Seit seinen Lebzeiten haben das Haus Stolberg und dessen Freunde den Grafen Ludwig, den Rheinländer, „den Ruhm und die hohe Zier des Rheinlands“ wie M. Gothus ihn nennt, hochgehalten. Und wenn seine geschichtliche Stellung für die Wahrung und Befestigung des Hausbesitzes auch keineswegs den Erfolg gehabt hat, wie er ihn selbst längere Zeit hoffte und erstrebte, so war dies mehr in der außerordentlichen Lage der Dinge, als in seinem Wollen und Vermögen begründet.

Veröffentlichte Bildnisse des Grafen, der selbst ein lebhaftes Interesse an Porträts offenbarte, sind uns, von Münzen und der Darstellung auf seinem Grabdenkmal abgesehen, nicht bekannt geworden.

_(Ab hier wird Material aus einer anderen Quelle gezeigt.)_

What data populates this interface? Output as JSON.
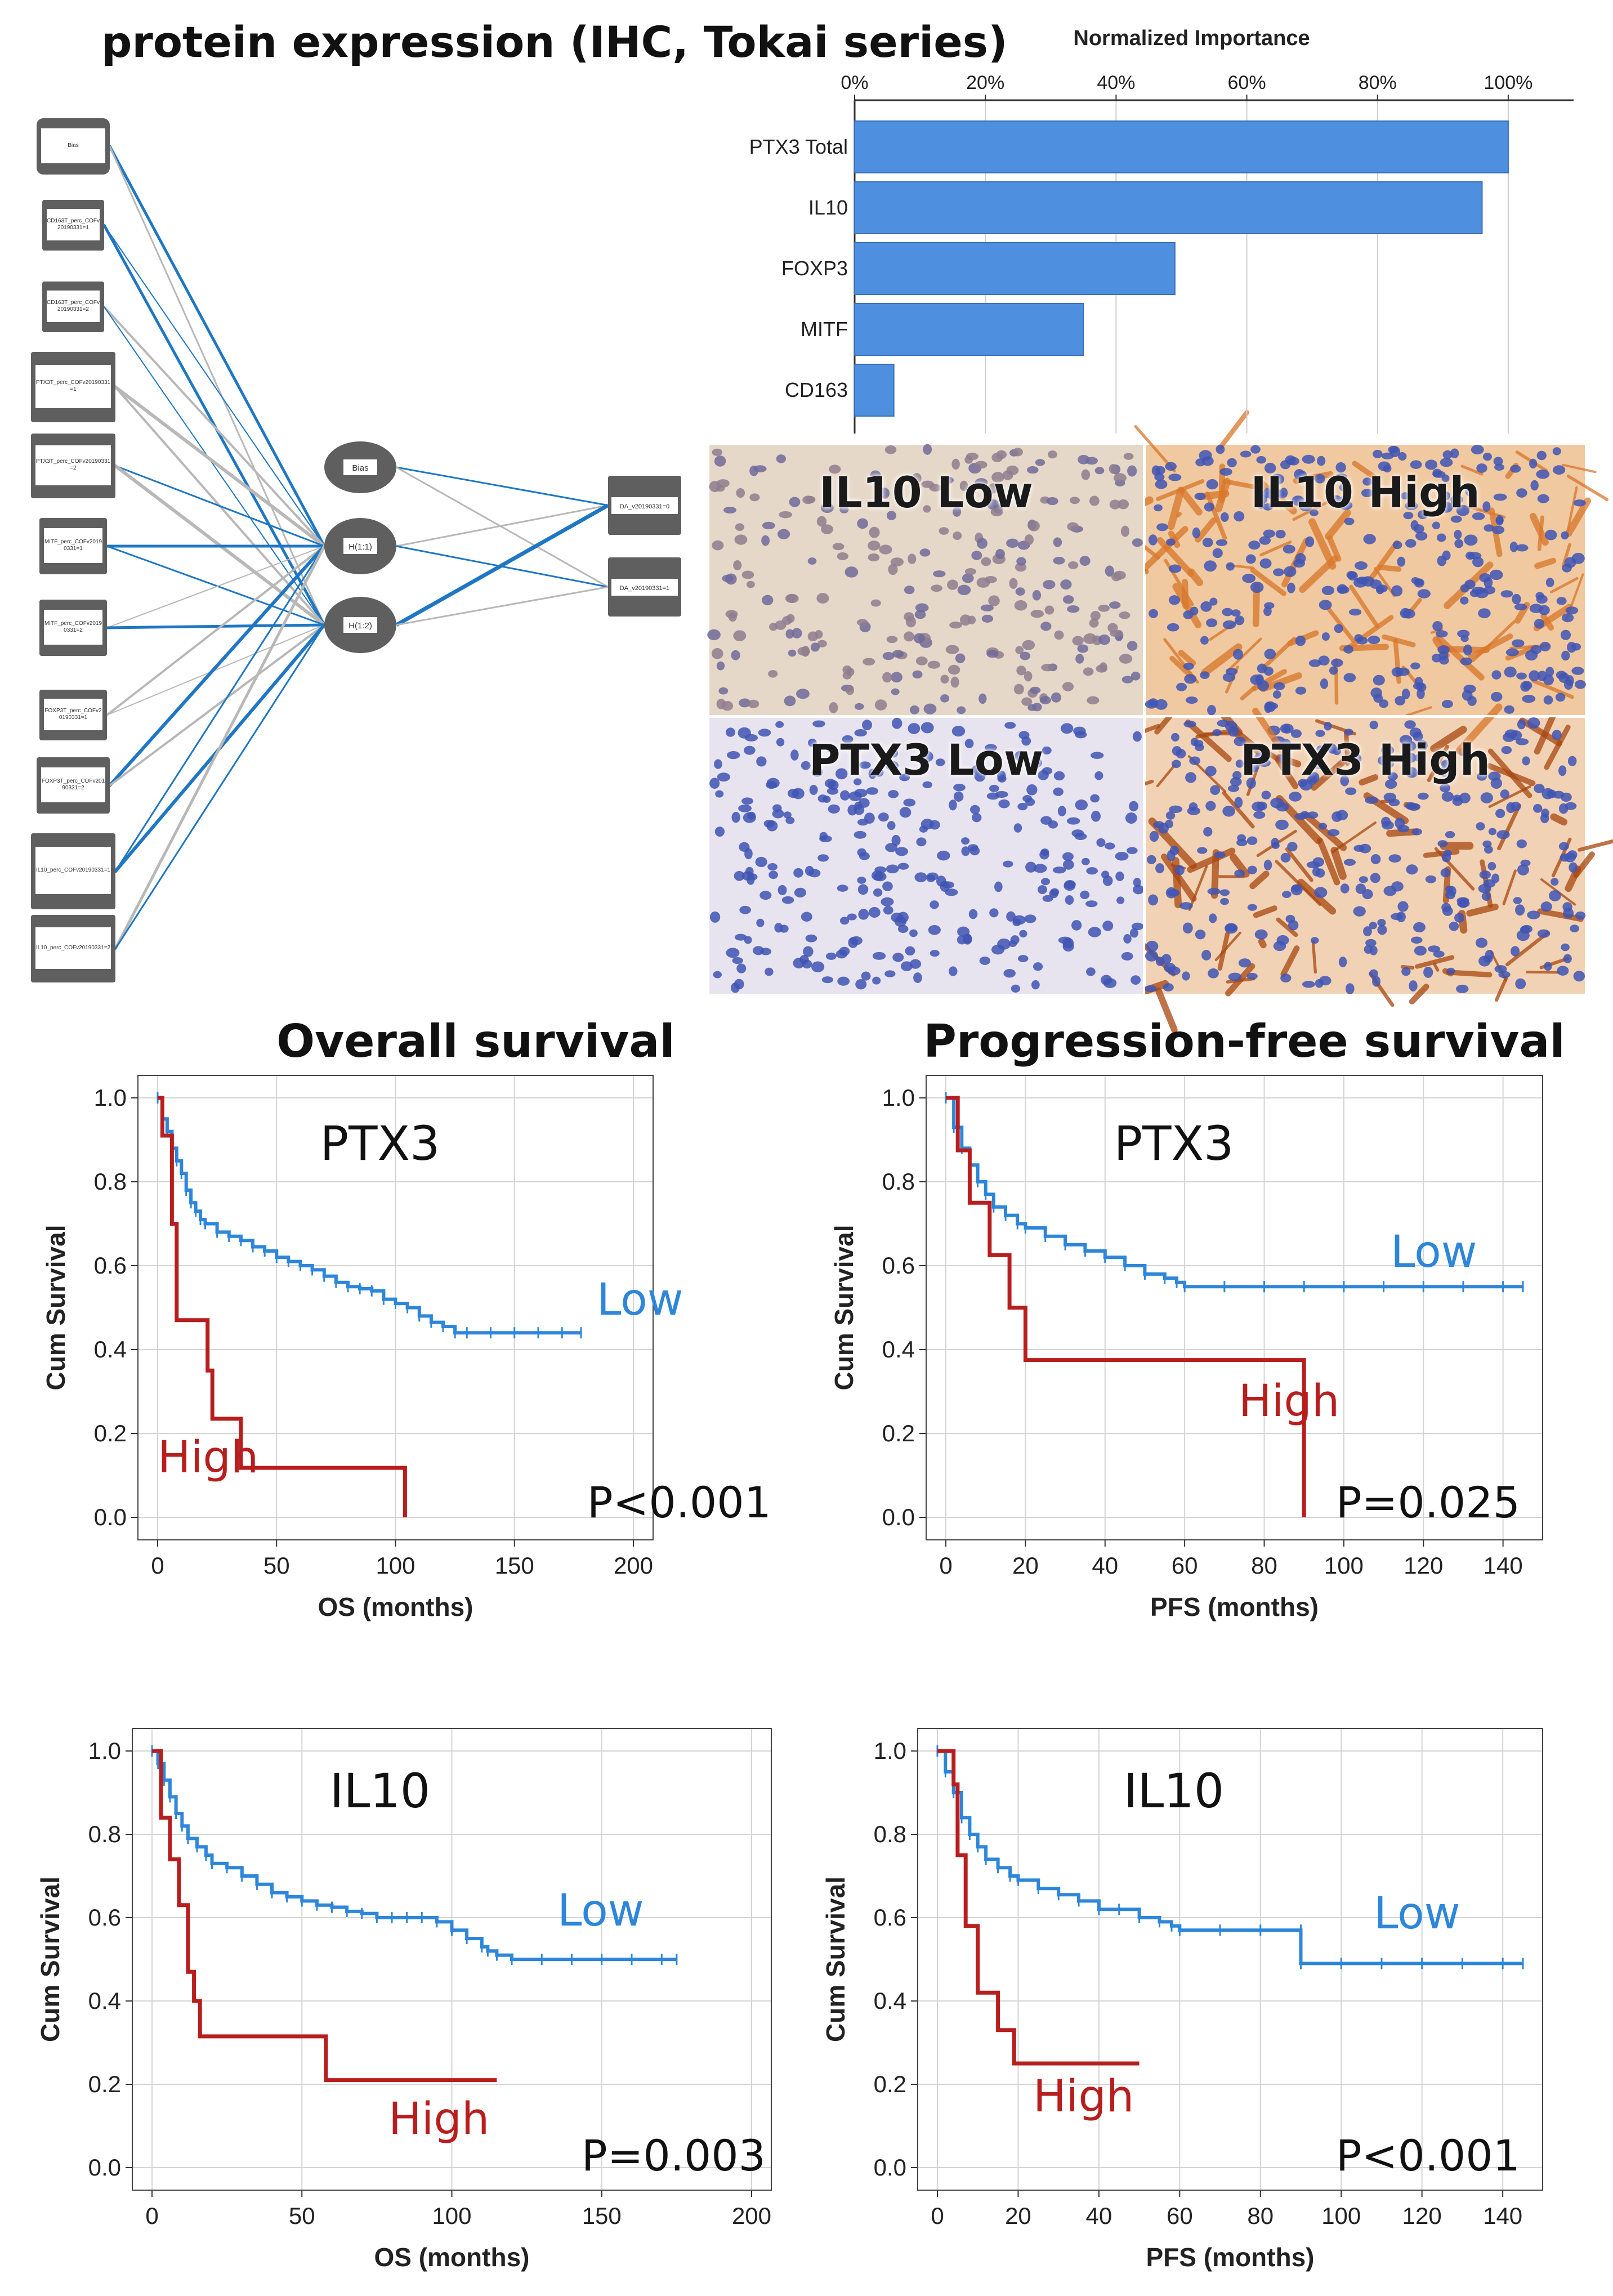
{
  "figure_title": "protein expression (IHC, Tokai series)",
  "network": {
    "inputs": [
      "Bias",
      "CD163T_perc_COFv20190331=1",
      "CD163T_perc_COFv20190331=2",
      "PTX3T_perc_COFv20190331=1",
      "PTX3T_perc_COFv20190331=2",
      "MITF_perc_COFv20190331=1",
      "MITF_perc_COFv20190331=2",
      "FOXP3T_perc_COFv20190331=1",
      "FOXP3T_perc_COFv20190331=2",
      "IL10_perc_COFv20190331=1",
      "IL10_perc_COFv20190331=2"
    ],
    "hidden": [
      "Bias",
      "H(1:1)",
      "H(1:2)"
    ],
    "outputs": [
      "DA_v20190331=0",
      "DA_v20190331=1"
    ],
    "colors": {
      "positive": "#1f77c4",
      "negative": "#b8b8b8",
      "node": "#5f5f5f"
    }
  },
  "ihc": {
    "panels": [
      {
        "label": "IL10 Low",
        "stain": "low"
      },
      {
        "label": "IL10 High",
        "stain": "high"
      },
      {
        "label": "PTX3 Low",
        "stain": "low"
      },
      {
        "label": "PTX3 High",
        "stain": "high"
      }
    ]
  },
  "section_titles": {
    "os": "Overall survival",
    "pfs": "Progression-free survival"
  },
  "chart_data": [
    {
      "type": "bar",
      "orientation": "horizontal",
      "title": "Normalized Importance",
      "categories": [
        "PTX3 Total",
        "IL10",
        "FOXP3",
        "MITF",
        "CD163"
      ],
      "values": [
        100,
        96,
        49,
        35,
        6
      ],
      "ticks": [
        "0%",
        "20%",
        "40%",
        "60%",
        "80%",
        "100%"
      ],
      "xlim": [
        0,
        110
      ],
      "color": "#4f8fe0"
    },
    {
      "type": "line",
      "title": "PTX3",
      "xlabel": "OS (months)",
      "ylabel": "Cum Survival",
      "xlim": [
        0,
        200
      ],
      "ylim": [
        0,
        1
      ],
      "xticks": [
        "0",
        "50",
        "100",
        "150",
        "200"
      ],
      "yticks": [
        "0.0",
        "0.2",
        "0.4",
        "0.6",
        "0.8",
        "1.0"
      ],
      "pvalue": "P<0.001",
      "series": [
        {
          "name": "Low",
          "color": "#2d86d9",
          "x": [
            0,
            2,
            4,
            6,
            8,
            10,
            12,
            14,
            16,
            18,
            20,
            25,
            30,
            35,
            40,
            45,
            50,
            55,
            60,
            65,
            70,
            75,
            80,
            85,
            90,
            95,
            100,
            105,
            110,
            115,
            120,
            125,
            130,
            140,
            150,
            160,
            170,
            178
          ],
          "y": [
            1.0,
            0.95,
            0.92,
            0.88,
            0.85,
            0.82,
            0.78,
            0.75,
            0.73,
            0.71,
            0.7,
            0.68,
            0.67,
            0.66,
            0.645,
            0.635,
            0.62,
            0.61,
            0.6,
            0.59,
            0.575,
            0.56,
            0.55,
            0.545,
            0.54,
            0.52,
            0.51,
            0.5,
            0.48,
            0.465,
            0.455,
            0.44,
            0.44,
            0.44,
            0.44,
            0.44,
            0.44,
            0.44
          ]
        },
        {
          "name": "High",
          "color": "#b81e1e",
          "x": [
            0,
            2,
            2,
            6,
            6,
            8,
            8,
            21,
            21,
            23,
            23,
            35,
            35,
            104,
            104
          ],
          "y": [
            1.0,
            1.0,
            0.91,
            0.91,
            0.7,
            0.7,
            0.47,
            0.47,
            0.35,
            0.35,
            0.235,
            0.235,
            0.118,
            0.118,
            0.0
          ]
        }
      ]
    },
    {
      "type": "line",
      "title": "PTX3",
      "xlabel": "PFS (months)",
      "ylabel": "Cum Survival",
      "xlim": [
        0,
        145
      ],
      "ylim": [
        0,
        1
      ],
      "xticks": [
        "0",
        "20",
        "40",
        "60",
        "80",
        "100",
        "120",
        "140"
      ],
      "yticks": [
        "0.0",
        "0.2",
        "0.4",
        "0.6",
        "0.8",
        "1.0"
      ],
      "pvalue": "P=0.025",
      "series": [
        {
          "name": "Low",
          "color": "#2d86d9",
          "x": [
            0,
            2,
            4,
            6,
            8,
            10,
            12,
            15,
            18,
            20,
            25,
            30,
            35,
            40,
            45,
            50,
            55,
            58,
            60,
            70,
            80,
            90,
            100,
            110,
            120,
            130,
            140,
            145
          ],
          "y": [
            1.0,
            0.93,
            0.88,
            0.84,
            0.8,
            0.77,
            0.74,
            0.72,
            0.7,
            0.69,
            0.67,
            0.65,
            0.635,
            0.62,
            0.6,
            0.58,
            0.57,
            0.56,
            0.55,
            0.55,
            0.55,
            0.55,
            0.55,
            0.55,
            0.55,
            0.55,
            0.55,
            0.55
          ]
        },
        {
          "name": "High",
          "color": "#b81e1e",
          "x": [
            0,
            3,
            3,
            6,
            6,
            11,
            11,
            16,
            16,
            20,
            20,
            90,
            90
          ],
          "y": [
            1.0,
            1.0,
            0.875,
            0.875,
            0.75,
            0.75,
            0.625,
            0.625,
            0.5,
            0.5,
            0.375,
            0.375,
            0.0
          ]
        }
      ]
    },
    {
      "type": "line",
      "title": "IL10",
      "xlabel": "OS (months)",
      "ylabel": "Cum Survival",
      "xlim": [
        0,
        200
      ],
      "ylim": [
        0,
        1
      ],
      "xticks": [
        "0",
        "50",
        "100",
        "150",
        "200"
      ],
      "yticks": [
        "0.0",
        "0.2",
        "0.4",
        "0.6",
        "0.8",
        "1.0"
      ],
      "pvalue": "P=0.003",
      "series": [
        {
          "name": "Low",
          "color": "#2d86d9",
          "x": [
            0,
            2,
            4,
            6,
            8,
            10,
            12,
            15,
            18,
            20,
            25,
            30,
            35,
            40,
            45,
            50,
            55,
            60,
            65,
            70,
            75,
            80,
            85,
            90,
            95,
            100,
            105,
            110,
            112,
            115,
            120,
            130,
            140,
            150,
            160,
            170,
            175
          ],
          "y": [
            1.0,
            0.97,
            0.93,
            0.89,
            0.85,
            0.82,
            0.79,
            0.77,
            0.75,
            0.73,
            0.72,
            0.7,
            0.68,
            0.66,
            0.65,
            0.64,
            0.63,
            0.625,
            0.615,
            0.61,
            0.6,
            0.6,
            0.6,
            0.6,
            0.59,
            0.57,
            0.55,
            0.53,
            0.52,
            0.51,
            0.5,
            0.5,
            0.5,
            0.5,
            0.5,
            0.5,
            0.5
          ]
        },
        {
          "name": "High",
          "color": "#b81e1e",
          "x": [
            0,
            3,
            3,
            6,
            6,
            9,
            9,
            12,
            12,
            14,
            14,
            16,
            16,
            58,
            58,
            115
          ],
          "y": [
            1.0,
            1.0,
            0.84,
            0.84,
            0.74,
            0.74,
            0.63,
            0.63,
            0.47,
            0.47,
            0.4,
            0.4,
            0.315,
            0.315,
            0.21,
            0.21
          ]
        }
      ]
    },
    {
      "type": "line",
      "title": "IL10",
      "xlabel": "PFS (months)",
      "ylabel": "Cum Survival",
      "xlim": [
        0,
        145
      ],
      "ylim": [
        0,
        1
      ],
      "xticks": [
        "0",
        "20",
        "40",
        "60",
        "80",
        "100",
        "120",
        "140"
      ],
      "yticks": [
        "0.0",
        "0.2",
        "0.4",
        "0.6",
        "0.8",
        "1.0"
      ],
      "pvalue": "P<0.001",
      "series": [
        {
          "name": "Low",
          "color": "#2d86d9",
          "x": [
            0,
            2,
            4,
            6,
            8,
            10,
            12,
            15,
            18,
            20,
            25,
            30,
            35,
            40,
            45,
            50,
            55,
            58,
            60,
            70,
            80,
            90,
            90,
            100,
            110,
            120,
            130,
            140,
            145
          ],
          "y": [
            1.0,
            0.95,
            0.9,
            0.84,
            0.8,
            0.77,
            0.74,
            0.72,
            0.7,
            0.69,
            0.67,
            0.655,
            0.64,
            0.62,
            0.62,
            0.6,
            0.59,
            0.58,
            0.57,
            0.57,
            0.57,
            0.57,
            0.49,
            0.49,
            0.49,
            0.49,
            0.49,
            0.49,
            0.49
          ]
        },
        {
          "name": "High",
          "color": "#b81e1e",
          "x": [
            0,
            4,
            4,
            5,
            5,
            7,
            7,
            10,
            10,
            15,
            15,
            19,
            19,
            50
          ],
          "y": [
            1.0,
            1.0,
            0.92,
            0.92,
            0.75,
            0.75,
            0.58,
            0.58,
            0.42,
            0.42,
            0.33,
            0.33,
            0.25,
            0.25
          ]
        }
      ]
    }
  ]
}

Eine gedruckte Gesammtbiographie fehlt noch. Mehreres dazu bietet Zeitfuchs, Stolberg. Chronik S. 59–66, über seine Reformationsbestrebungen [345] A. Nebe im Herborner Seminarprogramm von 1867, über seine litterar. Interessen meine Schrift: Die Büchersamml. Graf Ludwig’s, Werniger. 1867 u. Harzzeitschrift 6 (1873), S. 336 f., auch Jahrg. 12 (Gnadenpfennige). – K. Wibel, Stadtkirche zu Wertheim. 1888. – F. Wibel, Zur Kunstgeschichte der Grafschaft Wertheim u. a. Vorzugsweise gründet sich unsere Darstellung auf handschriftl. archivalische Quellen.